Ah, but a Lacanian reading still triumphs. The word yuan in the mouth of a native English speaker does not have the same resonance as spoken by a Chinese. Yuan. Roll it in your mouth. Feel its sound. Feel all the resonance of yearning in the sound of this word, the yawning longing it draws from the native English speaking mouth. Cronenberg has concealed and revealed from himself, concealed and revealed himself to us. In wishing to dispose of yen, a very very mild and almost invisible want, he has substituted yuan, a yearning, a longing. For what Mr. Cronenberg? What are you masking  with this  "floating sign" to escape knowing something you don't want to know that you feel? What if we consider Zizek's terminology of  unknown knowns at this point? Is it Death?

"Money has lost its narrative. Money talks only to itself," says Vija Kinski.

"The New York City skyline of skyscrapers has lost its narrative," says Baudrillard in The Spirit of Terrorism. The Twin Towers of totalitarian monolithic proportions faced each other saying that although we appear to be two, we really are one. They are mirror images reflecting each other into infinity saying, "There is no outside." How clairvoyant do you think DeLillo is now?

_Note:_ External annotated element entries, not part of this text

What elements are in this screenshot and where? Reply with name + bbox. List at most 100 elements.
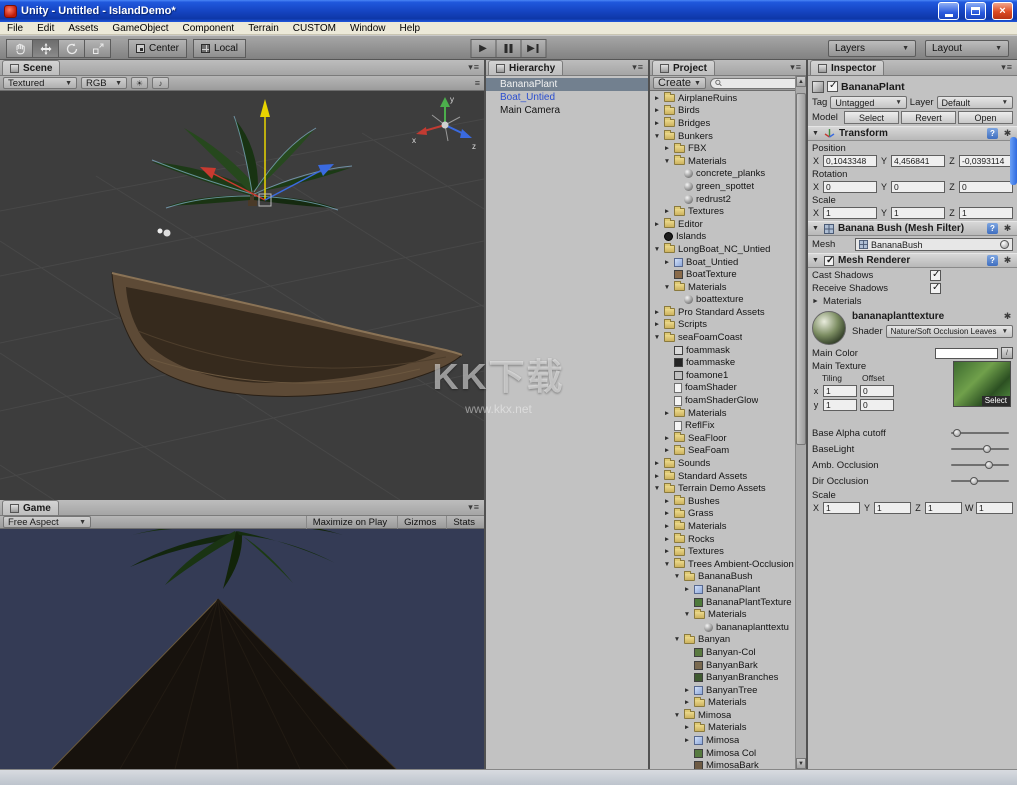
foldout-closed-icon[interactable]: ►: [683, 724, 691, 731]
project-item[interactable]: foammask: [650, 344, 795, 357]
project-item[interactable]: ►Sounds: [650, 457, 795, 470]
scrollbar-thumb[interactable]: [796, 93, 806, 445]
foldout-closed-icon[interactable]: ►: [683, 586, 691, 593]
material-scale-x-field[interactable]: 1: [823, 502, 860, 514]
mesh-object-field[interactable]: BananaBush: [855, 238, 1013, 251]
foldout-open-icon[interactable]: ▼: [683, 611, 691, 618]
foldout-open-icon[interactable]: ▼: [812, 257, 820, 264]
foldout-closed-icon[interactable]: ►: [653, 221, 661, 228]
scene-viewport[interactable]: x y z: [0, 91, 484, 500]
foldout-closed-icon[interactable]: ►: [653, 309, 661, 316]
panel-menu-icon[interactable]: ▾≡: [1001, 62, 1013, 73]
project-item[interactable]: ►Boat_Untied: [650, 256, 795, 269]
position-x-field[interactable]: 0,1043348: [823, 155, 877, 167]
project-item[interactable]: ►Birds: [650, 105, 795, 118]
scene-lighting-toggle[interactable]: ☀: [131, 77, 148, 89]
tiling-y-field[interactable]: 1: [823, 399, 857, 411]
foldout-closed-icon[interactable]: ►: [653, 473, 661, 480]
foldout-closed-icon[interactable]: ►: [663, 498, 671, 505]
maximize-on-play-button[interactable]: Maximize on Play: [306, 516, 393, 529]
pivot-center-button[interactable]: Center: [128, 39, 187, 58]
project-item[interactable]: ReflFix: [650, 419, 795, 432]
hierarchy-item[interactable]: Boat_Untied: [486, 91, 648, 104]
slider-knob[interactable]: [970, 477, 978, 485]
project-item[interactable]: ▼Materials: [650, 281, 795, 294]
mesh-filter-component-header[interactable]: ▼ Banana Bush (Mesh Filter) ? ✱: [808, 221, 1017, 236]
scroll-up-button[interactable]: ▲: [796, 76, 806, 87]
menu-edit[interactable]: Edit: [30, 22, 61, 35]
menu-assets[interactable]: Assets: [61, 22, 105, 35]
play-button[interactable]: ▶: [470, 39, 496, 58]
foldout-closed-icon[interactable]: ►: [663, 410, 671, 417]
tag-dropdown[interactable]: Untagged▼: [830, 96, 906, 109]
gizmos-button[interactable]: Gizmos: [397, 516, 442, 529]
project-item[interactable]: ▼Bunkers: [650, 130, 795, 143]
menu-help[interactable]: Help: [393, 22, 428, 35]
create-dropdown[interactable]: Create▼: [653, 77, 706, 89]
help-icon[interactable]: ?: [987, 255, 998, 266]
project-item[interactable]: MimosaBark: [650, 759, 795, 769]
slider-knob[interactable]: [953, 429, 961, 437]
rotation-x-field[interactable]: 0: [823, 181, 877, 193]
project-item[interactable]: ►Bushes: [650, 495, 795, 508]
slider-track[interactable]: [951, 480, 1009, 482]
project-item[interactable]: ►Materials: [650, 407, 795, 420]
model-open-button[interactable]: Open: [958, 111, 1013, 124]
project-item[interactable]: ►Bridges: [650, 117, 795, 130]
foldout-closed-icon[interactable]: ►: [663, 435, 671, 442]
project-item[interactable]: ►BanyanTree: [650, 684, 795, 697]
foldout-closed-icon[interactable]: ►: [683, 687, 691, 694]
tab-hierarchy[interactable]: Hierarchy: [488, 60, 563, 75]
transform-component-header[interactable]: ▼ Transform ? ✱: [808, 126, 1017, 141]
tab-inspector[interactable]: Inspector: [810, 60, 884, 75]
shader-dropdown[interactable]: Nature/Soft Occlusion Leaves▼: [886, 325, 1013, 338]
project-item[interactable]: ►Materials: [650, 697, 795, 710]
project-item[interactable]: ►FBX: [650, 142, 795, 155]
maximize-button[interactable]: [965, 2, 986, 20]
foldout-open-icon[interactable]: ▼: [653, 133, 661, 140]
tab-scene[interactable]: Scene: [2, 60, 60, 75]
project-scrollbar[interactable]: ▲ ▼: [795, 76, 806, 769]
project-item[interactable]: BanyanBranches: [650, 671, 795, 684]
project-item[interactable]: bananaplanttextu: [650, 621, 795, 634]
rotate-tool-button[interactable]: [58, 39, 85, 58]
scrollbar-track[interactable]: [796, 87, 806, 758]
foldout-closed-icon[interactable]: ►: [683, 699, 691, 706]
material-scale-y-field[interactable]: 1: [874, 502, 911, 514]
move-tool-button[interactable]: [32, 39, 59, 58]
foldout-closed-icon[interactable]: ►: [663, 536, 671, 543]
panel-menu-icon[interactable]: ▾≡: [632, 62, 644, 73]
foldout-closed-icon[interactable]: ►: [663, 208, 671, 215]
menu-file[interactable]: File: [0, 22, 30, 35]
scale-x-field[interactable]: 1: [823, 207, 877, 219]
project-item[interactable]: foamone1: [650, 369, 795, 382]
mesh-renderer-enabled-checkbox[interactable]: [824, 256, 834, 266]
foldout-open-icon[interactable]: ▼: [653, 246, 661, 253]
panel-menu-icon[interactable]: ▾≡: [468, 62, 480, 73]
help-icon[interactable]: ?: [987, 223, 998, 234]
project-item[interactable]: boattexture: [650, 294, 795, 307]
scale-tool-button[interactable]: [84, 39, 111, 58]
gear-icon[interactable]: ✱: [1002, 311, 1013, 322]
foldout-open-icon[interactable]: ▼: [812, 225, 820, 232]
hierarchy-item[interactable]: BananaPlant: [486, 78, 648, 91]
close-button[interactable]: ×: [992, 2, 1013, 20]
foldout-closed-icon[interactable]: ►: [653, 95, 661, 102]
foldout-open-icon[interactable]: ▼: [673, 573, 681, 580]
foldout-closed-icon[interactable]: ►: [663, 523, 671, 530]
search-input[interactable]: [724, 78, 798, 88]
project-item[interactable]: Mimosa Col: [650, 747, 795, 760]
material-preview-sphere[interactable]: [812, 311, 846, 345]
menu-window[interactable]: Window: [343, 22, 393, 35]
foldout-closed-icon[interactable]: ►: [653, 321, 661, 328]
menu-terrain[interactable]: Terrain: [241, 22, 286, 35]
model-revert-button[interactable]: Revert: [901, 111, 956, 124]
step-button[interactable]: ▶: [520, 39, 546, 58]
foldout-closed-icon[interactable]: ►: [663, 510, 671, 517]
foldout-closed-icon[interactable]: ►: [663, 259, 671, 266]
foldout-closed-icon[interactable]: ►: [663, 548, 671, 555]
project-item[interactable]: ▼Terrain Demo Assets: [650, 482, 795, 495]
project-item[interactable]: foammaske: [650, 356, 795, 369]
tab-project[interactable]: Project: [652, 60, 715, 75]
scale-z-field[interactable]: 1: [959, 207, 1013, 219]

"Money for paintings. Money for anything. I had to learn how to understand money," she said. "I grew up comfortably. took me awhile to think about money and actually look at it. I began to look at it. Look closely at bills and coins. I learned how it felt to make money and spend it. It felt instensely satisfying. It helped me be a person. But I don't know what money is anymore." (C 29)

Didi Fancher is talking about the loss of representation; the concrete feel of money. The signifier and the signified. Vija Kinski is talking about cyber-capital, Virtual Reality Capital, money as "floating sign", the signified and the signifier parted forever, money floating free as CODE (just air as Packer says)  in Virtual Reality.

Benno Levin:

"But how can you make words out of sounds? These are two separate systems that we miserably try to link.....Mirrors and images. Or sex and love. These are two separate systems that we miserably try to link. (C 55)


The loss of representation so carefully elucidated by Foucault in The Order of Things in chapter one with Valazquez's Las Meninas. In the painting among the royal family of Philip IV,                                                                                                                                                               is the painter. The painter is looking at you. The canvas he is painting you cannot see, only its back. At the far end of the painting, among the shadowy paintings on the wall, a figure midway on stairs appears to be lit by the invisible source of the light that allows you to see the royal family and the painter himself  But it is not another painting, it is a mirror,  "It offers us at last that enchantment of the double that until now has been denied us, not only by the distant paintings but also by the light in the foreground with its ironic canvas." (TOT 7)

I attended Leo Steinberg's seminar on Valasquez and he spent an evening on this painting. He did not mention the faraway "painting" that upon a closer look betrayed itself as a mirror. In Barcelona at the Picasso Museum there are all the studies of Las Meninas that Picasso did. I wish I could take another look.

You are in the light that is lighting the painting. You are the invisible subject Velasquez is gazing at. Foucault then discusses the royal family in this painting that is a portrait of them.

These proper names would form useful landmarks and avoid ambiguous designations; they would tell us in any case what the painter is looking at, and the majority of the characters in the picture along with him. But the relation of language to painting is an infinite relation. It is not that words are imperfect, or that, when confronted by the visual, they prove supersably inadequate. 

Neither can be reduced to the other's terms; it is in vain that we say what we see; what we see never resides in what we say.( TOT 9)

And in this way Foucault gives us THE CUT with representation in the Dominating Discourse of painting paving the way to the modernist era with its lack of representation.